Razzismo, xenofobia e discriminazione sono problemi presenti in ogni società moderna. Troppo spesso però si trascura di sottolineare che non si tratta di problemi soltanto sociali e culturali, ma anche sanitari. Sono la causa diretta o indiretta infatti di malattie e decessi evitabili in gruppi spesso già svantaggiati. La prestigiosa rivista scientifica “Lancet” ha dedicato a questo tema una serie di articoli molto interessanti, che esaminano le radici delle ideologie discriminatorie e proposti possibili interventi per affrontare lo spettro dei driver di problemi sanitari. Gli autori? Un team di ricercatori dell’University college of London coordinato da Delanjathan Devakumar. È un fatto assai significativo, fa notare proprio Devakumar, che l’approfondimento arrivi da questa istituzione britannica, perché l’University College of London un tempo era la casa di Francis Galton e Karl Pearson, scienziati eminenti ma il cui lavoro – che documentava e catalogava le differenze umane nel tentativo di classificare alcuni tratti somatici – fu utilizzato per fornire una base scientifica al colonialismo e a teorie razziste.
I key message della serie del “Lancet” potrebbero essere sintetizzati così:
– Il razzismo, la xenofobia e la discriminazione sono determinanti fondamentali di salute e devono essere considerati come tali quando ci si approccia alla gestione o all’analisi della salute pubblica.
– La storia e la pratica attuale dimostrano che l’ideologia discriminatoria ha purtroppo modellato in passato – e in alcuni Paesi continua a farlo – la ricerca scientifica e il modo in cui è stata ed è interpretata.
– I precursori della discriminazione sono i due processi strutturali fondamentali della separazione, il meccanismo per cui gli individui si considerano diversi dagli altri e l’affermazione di un potere gerarchico.
– I danni alla salute e le disuguaglianze sanitarie sono influenzate dal razzismo, dalla xenofobia e dalla discriminazione attraverso una serie di fattori strutturali che hanno radici storiche e politiche: la discriminazione non può essere affrontata perciò senza affrontare anche questi complessi processi.

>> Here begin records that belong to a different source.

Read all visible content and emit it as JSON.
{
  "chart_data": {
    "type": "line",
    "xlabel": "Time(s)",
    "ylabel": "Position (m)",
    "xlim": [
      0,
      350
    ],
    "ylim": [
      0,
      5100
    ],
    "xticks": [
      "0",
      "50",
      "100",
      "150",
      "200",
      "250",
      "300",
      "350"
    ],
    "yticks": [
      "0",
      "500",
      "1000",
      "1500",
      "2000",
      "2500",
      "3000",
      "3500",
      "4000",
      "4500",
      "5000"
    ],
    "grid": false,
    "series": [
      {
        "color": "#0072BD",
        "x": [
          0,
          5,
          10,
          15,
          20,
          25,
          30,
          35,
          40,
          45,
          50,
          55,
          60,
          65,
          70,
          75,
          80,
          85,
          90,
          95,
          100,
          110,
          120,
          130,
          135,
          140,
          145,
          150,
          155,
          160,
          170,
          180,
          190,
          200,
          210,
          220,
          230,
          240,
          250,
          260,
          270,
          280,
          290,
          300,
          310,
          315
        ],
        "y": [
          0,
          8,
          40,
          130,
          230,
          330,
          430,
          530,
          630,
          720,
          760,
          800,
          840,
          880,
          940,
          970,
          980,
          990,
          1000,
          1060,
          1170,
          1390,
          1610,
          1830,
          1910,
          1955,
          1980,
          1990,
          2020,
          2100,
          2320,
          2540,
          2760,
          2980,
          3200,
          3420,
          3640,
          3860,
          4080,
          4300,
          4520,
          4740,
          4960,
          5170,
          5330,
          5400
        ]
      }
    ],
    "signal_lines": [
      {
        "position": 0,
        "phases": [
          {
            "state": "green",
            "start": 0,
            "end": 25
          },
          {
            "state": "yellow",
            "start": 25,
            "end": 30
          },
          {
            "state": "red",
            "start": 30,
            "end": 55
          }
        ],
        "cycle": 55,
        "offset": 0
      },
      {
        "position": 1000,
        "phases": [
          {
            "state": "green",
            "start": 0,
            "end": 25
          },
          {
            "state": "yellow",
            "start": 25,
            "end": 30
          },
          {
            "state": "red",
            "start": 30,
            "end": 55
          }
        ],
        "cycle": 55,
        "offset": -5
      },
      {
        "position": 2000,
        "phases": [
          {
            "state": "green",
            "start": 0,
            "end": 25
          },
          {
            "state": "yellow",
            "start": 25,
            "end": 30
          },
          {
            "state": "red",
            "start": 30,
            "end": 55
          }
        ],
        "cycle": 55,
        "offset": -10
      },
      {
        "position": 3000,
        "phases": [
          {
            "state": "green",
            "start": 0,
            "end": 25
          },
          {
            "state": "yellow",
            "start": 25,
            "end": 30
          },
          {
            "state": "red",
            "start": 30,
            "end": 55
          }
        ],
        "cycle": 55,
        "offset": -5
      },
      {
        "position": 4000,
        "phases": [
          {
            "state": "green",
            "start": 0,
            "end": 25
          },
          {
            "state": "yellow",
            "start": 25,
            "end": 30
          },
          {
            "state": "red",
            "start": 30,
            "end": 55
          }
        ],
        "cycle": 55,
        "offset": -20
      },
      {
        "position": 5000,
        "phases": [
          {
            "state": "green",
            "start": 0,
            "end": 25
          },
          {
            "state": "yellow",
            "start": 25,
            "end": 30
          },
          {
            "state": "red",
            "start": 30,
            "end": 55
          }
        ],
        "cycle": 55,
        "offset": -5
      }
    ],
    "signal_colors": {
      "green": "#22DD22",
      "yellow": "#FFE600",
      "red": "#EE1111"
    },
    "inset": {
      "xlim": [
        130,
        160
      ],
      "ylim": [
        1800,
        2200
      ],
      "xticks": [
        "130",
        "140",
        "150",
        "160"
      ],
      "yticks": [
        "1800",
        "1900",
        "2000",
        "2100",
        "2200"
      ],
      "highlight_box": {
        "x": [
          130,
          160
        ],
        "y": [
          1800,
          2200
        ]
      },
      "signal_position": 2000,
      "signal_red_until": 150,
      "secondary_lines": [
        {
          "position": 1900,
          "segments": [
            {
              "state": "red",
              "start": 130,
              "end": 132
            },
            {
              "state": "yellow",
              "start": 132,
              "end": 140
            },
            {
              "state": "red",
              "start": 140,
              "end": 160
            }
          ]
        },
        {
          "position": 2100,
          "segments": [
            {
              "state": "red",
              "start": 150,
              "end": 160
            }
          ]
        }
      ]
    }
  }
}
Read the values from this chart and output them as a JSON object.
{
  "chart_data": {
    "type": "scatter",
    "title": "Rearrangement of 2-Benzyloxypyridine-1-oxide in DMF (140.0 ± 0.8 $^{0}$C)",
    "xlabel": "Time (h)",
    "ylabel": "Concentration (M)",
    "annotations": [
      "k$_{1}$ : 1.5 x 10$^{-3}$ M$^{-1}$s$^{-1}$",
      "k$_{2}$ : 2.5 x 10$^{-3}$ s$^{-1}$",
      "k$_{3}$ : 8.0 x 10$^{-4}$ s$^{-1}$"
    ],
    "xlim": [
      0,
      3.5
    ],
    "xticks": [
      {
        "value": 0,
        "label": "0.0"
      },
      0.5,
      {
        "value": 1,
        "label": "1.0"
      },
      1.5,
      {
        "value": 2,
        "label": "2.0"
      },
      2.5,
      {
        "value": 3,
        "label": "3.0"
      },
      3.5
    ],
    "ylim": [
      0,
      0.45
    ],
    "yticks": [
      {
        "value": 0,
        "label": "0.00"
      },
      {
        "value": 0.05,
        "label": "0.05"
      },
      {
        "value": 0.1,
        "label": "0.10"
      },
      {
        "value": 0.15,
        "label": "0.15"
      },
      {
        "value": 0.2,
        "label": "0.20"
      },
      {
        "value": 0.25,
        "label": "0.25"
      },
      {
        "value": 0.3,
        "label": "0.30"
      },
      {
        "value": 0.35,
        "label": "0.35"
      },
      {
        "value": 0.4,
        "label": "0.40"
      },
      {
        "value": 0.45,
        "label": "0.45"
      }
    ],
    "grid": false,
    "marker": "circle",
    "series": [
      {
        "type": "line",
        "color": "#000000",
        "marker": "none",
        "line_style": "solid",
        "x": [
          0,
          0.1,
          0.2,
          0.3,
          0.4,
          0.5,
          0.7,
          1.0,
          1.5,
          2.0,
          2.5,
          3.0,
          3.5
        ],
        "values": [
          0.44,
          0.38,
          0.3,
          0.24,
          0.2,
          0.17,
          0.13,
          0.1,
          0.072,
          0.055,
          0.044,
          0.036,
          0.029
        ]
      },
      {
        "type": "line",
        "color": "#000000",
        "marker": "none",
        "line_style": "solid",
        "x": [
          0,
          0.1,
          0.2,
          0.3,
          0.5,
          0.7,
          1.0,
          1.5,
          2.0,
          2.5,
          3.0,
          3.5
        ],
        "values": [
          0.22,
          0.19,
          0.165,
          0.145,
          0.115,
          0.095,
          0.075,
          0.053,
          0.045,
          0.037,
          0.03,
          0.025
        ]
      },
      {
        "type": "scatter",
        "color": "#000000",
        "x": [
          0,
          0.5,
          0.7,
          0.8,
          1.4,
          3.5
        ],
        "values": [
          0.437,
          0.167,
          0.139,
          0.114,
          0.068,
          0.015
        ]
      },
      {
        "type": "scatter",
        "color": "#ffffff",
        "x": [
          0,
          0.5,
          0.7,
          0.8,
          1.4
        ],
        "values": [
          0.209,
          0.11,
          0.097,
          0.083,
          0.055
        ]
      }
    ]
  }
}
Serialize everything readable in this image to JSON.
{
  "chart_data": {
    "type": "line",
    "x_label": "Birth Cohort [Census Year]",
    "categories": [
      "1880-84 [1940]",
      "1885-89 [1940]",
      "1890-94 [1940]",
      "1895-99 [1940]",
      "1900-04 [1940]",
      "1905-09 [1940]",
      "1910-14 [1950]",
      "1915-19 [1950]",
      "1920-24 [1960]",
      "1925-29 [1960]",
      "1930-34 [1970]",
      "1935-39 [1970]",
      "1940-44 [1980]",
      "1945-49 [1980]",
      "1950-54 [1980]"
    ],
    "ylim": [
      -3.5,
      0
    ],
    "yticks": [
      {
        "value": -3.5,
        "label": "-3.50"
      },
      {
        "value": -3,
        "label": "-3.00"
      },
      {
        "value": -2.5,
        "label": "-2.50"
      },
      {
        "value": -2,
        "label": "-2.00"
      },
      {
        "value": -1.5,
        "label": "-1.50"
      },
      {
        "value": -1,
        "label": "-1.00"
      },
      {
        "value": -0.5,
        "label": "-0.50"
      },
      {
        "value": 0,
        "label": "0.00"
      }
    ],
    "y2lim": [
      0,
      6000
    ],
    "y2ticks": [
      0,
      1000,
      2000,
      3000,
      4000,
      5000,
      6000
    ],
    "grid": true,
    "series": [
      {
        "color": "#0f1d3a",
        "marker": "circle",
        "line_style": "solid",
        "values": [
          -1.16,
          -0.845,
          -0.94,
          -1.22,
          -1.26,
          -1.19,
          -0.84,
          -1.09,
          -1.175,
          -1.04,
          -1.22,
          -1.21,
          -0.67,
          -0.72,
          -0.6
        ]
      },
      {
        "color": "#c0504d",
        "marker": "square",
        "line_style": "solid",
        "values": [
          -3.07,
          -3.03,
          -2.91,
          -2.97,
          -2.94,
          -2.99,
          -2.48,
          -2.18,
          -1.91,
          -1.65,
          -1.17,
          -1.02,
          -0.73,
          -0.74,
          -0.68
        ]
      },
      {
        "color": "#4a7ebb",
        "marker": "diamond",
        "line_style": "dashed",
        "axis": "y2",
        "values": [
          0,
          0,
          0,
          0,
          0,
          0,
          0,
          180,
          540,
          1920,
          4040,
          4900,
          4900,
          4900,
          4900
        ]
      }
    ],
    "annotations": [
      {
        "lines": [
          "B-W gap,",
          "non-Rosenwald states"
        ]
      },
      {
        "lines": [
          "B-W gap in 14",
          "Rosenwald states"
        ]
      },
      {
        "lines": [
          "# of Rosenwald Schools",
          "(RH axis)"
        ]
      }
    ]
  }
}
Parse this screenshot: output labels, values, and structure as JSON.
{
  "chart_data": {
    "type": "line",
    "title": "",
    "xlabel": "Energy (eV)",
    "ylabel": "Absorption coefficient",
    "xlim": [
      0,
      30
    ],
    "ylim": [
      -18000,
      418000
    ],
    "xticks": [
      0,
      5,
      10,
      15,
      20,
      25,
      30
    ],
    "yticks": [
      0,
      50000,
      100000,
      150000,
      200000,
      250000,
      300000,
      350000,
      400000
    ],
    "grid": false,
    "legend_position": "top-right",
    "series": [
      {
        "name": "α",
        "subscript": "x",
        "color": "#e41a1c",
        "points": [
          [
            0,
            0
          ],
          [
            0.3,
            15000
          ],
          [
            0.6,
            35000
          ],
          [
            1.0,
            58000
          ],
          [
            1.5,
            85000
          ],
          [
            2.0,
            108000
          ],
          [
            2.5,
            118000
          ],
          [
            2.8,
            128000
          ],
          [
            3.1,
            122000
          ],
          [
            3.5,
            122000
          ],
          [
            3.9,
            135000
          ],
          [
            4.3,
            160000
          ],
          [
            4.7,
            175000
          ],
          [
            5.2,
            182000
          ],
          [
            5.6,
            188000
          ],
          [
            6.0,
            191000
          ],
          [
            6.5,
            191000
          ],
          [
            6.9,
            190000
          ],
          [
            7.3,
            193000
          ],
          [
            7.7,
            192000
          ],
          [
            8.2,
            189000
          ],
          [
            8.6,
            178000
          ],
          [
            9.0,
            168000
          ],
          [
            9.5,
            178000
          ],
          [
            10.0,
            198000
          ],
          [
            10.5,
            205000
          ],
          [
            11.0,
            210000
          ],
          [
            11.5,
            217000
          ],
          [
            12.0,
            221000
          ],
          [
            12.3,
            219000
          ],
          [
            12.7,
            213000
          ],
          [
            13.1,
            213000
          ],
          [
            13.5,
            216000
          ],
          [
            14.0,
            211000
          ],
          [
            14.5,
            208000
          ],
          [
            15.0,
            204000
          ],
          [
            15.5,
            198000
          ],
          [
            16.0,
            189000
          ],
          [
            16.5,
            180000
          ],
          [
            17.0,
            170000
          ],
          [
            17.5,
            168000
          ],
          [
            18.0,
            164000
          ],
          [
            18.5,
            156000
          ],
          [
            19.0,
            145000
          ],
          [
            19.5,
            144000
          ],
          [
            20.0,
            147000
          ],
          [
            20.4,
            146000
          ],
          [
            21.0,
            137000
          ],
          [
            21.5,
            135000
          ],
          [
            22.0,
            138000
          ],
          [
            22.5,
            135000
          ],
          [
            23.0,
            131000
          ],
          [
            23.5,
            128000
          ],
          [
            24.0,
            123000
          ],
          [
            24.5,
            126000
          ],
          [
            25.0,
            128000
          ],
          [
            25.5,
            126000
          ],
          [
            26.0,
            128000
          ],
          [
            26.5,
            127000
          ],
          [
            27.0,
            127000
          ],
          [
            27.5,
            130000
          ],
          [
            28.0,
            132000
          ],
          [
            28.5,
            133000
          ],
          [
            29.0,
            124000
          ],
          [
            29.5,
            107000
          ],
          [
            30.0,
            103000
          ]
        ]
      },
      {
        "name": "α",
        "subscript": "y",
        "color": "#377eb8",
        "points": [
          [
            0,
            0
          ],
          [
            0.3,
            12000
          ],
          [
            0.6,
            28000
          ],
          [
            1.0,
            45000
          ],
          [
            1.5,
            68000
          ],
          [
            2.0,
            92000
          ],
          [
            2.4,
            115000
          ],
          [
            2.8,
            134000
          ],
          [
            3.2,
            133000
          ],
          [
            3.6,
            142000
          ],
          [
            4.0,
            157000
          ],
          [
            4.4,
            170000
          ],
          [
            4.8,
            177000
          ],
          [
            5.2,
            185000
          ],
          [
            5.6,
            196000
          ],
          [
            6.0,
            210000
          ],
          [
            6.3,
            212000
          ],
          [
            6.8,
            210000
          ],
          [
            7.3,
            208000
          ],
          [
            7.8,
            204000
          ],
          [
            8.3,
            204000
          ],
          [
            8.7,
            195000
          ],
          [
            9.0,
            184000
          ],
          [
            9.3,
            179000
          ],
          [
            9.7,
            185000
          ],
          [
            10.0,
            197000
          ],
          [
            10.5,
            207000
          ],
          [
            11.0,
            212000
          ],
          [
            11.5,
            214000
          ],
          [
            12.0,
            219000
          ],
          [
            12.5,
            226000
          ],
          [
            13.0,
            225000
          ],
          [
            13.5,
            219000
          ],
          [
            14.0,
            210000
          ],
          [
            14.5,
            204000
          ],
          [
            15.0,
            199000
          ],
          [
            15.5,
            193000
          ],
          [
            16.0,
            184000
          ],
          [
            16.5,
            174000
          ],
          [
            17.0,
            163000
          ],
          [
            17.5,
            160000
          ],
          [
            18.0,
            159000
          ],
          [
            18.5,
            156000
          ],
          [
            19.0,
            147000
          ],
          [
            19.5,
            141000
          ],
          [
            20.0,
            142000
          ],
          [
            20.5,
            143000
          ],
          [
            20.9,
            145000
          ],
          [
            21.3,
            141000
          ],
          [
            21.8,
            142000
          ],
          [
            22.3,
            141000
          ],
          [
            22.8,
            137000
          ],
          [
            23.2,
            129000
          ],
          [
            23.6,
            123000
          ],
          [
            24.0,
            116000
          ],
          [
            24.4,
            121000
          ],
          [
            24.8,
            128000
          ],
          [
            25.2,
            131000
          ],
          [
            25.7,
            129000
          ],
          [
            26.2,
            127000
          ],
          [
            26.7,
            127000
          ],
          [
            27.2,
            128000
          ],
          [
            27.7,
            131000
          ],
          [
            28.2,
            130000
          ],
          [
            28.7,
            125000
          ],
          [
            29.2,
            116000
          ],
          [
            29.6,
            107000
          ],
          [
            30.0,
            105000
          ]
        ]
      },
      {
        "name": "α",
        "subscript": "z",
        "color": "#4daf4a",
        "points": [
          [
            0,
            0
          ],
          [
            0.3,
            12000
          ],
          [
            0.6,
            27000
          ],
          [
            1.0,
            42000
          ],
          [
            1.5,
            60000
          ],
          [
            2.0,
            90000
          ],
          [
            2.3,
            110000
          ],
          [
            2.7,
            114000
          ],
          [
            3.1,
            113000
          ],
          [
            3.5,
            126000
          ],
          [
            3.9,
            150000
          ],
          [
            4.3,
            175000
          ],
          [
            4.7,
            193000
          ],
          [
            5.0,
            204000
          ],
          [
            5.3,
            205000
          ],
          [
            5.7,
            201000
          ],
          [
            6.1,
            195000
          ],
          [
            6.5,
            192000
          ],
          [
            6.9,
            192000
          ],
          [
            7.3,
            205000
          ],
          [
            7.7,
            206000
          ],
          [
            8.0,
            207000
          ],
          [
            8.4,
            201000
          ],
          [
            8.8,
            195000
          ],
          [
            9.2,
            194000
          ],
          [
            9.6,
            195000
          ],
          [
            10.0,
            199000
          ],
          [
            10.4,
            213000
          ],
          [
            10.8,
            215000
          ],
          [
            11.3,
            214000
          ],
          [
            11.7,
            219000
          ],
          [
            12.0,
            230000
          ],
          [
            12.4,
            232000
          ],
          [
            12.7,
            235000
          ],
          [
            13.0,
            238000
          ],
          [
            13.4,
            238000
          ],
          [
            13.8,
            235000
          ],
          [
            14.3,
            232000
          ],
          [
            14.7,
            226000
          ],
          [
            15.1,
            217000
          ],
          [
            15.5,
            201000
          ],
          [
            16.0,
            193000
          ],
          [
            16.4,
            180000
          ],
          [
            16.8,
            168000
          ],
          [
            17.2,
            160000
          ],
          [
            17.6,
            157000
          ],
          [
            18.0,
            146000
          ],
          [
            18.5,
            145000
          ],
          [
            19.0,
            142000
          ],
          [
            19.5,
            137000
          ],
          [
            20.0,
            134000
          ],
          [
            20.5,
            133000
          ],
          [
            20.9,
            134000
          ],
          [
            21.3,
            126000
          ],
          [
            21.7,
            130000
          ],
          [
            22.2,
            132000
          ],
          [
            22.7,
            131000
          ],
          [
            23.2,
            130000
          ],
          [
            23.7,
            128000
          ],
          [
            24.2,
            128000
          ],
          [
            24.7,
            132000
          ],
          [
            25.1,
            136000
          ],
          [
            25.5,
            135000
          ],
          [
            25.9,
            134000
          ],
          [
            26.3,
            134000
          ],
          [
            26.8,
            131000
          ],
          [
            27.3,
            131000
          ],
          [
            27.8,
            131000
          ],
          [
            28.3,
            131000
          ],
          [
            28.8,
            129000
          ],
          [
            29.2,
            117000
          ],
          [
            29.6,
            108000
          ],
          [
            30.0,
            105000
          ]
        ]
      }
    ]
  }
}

– I leader populisti che diffondono ideologie razziste, xenofobe e discriminatorie sono responsabili anche della diffusione di cattive condizioni di salute.
Perché questa serie proprio ora? Spiega Delanjathan Devakumar: “Abbiamo sempre avuto razzismo. Ma ci sono stati cambiamenti nell’ultimo decennio o giù di lì, con l’ascesa di politiche populiste e divisive in tutto il mondo che forniscono una giustificazione ai gruppi razzisti e possono portare a conseguenze reali e talvolta devastanti”. La pandemia di covid-19 ha esacerbato e/o svelato gran parte delle politiche divisive a livello globale, così come le disuguaglianze che la politica razzista può causare. Un team di ricercatori coordinato da Ladan Golestah dell’Albert Einstein college of medicine, che lavorava nel Bronx durante la prima ondata della pandemia di covid-19 nel 2020, ha dimostrato che i tassi di mortalità per tutte le cause erano del 60% più elevati tra i neri rispetto ai bianchi. All’inizio questa discrepanza era stata interpretata come una conseguenza dell’età, delle comorbilità dei pazienti indipendentemente dalla loro etnia, ma guardando indietro la verità è ben diversa: “Mi sono resa conto che ciò che era nascosto in bella vista era l’entità delle comorbilità non diagnosticate che ha portato a risultati di salute molto peggiori per i neri. Ciò era dovuto alla mancanza di accesso all’assistenza sanitaria a causa delle barriere finanziarie incontrate in modo sproporzionato da questo gruppo. Il covid-19 a sua volta ha provocato più traumi e danni fisici a questi gruppi di persone, esacerbando ulteriormente tali disuguaglianze. E l’introduzione della telemedicina ha anche peggiorato – se possibile – la capacità di alcuni sociali di accedere all’assistenza sanitaria”.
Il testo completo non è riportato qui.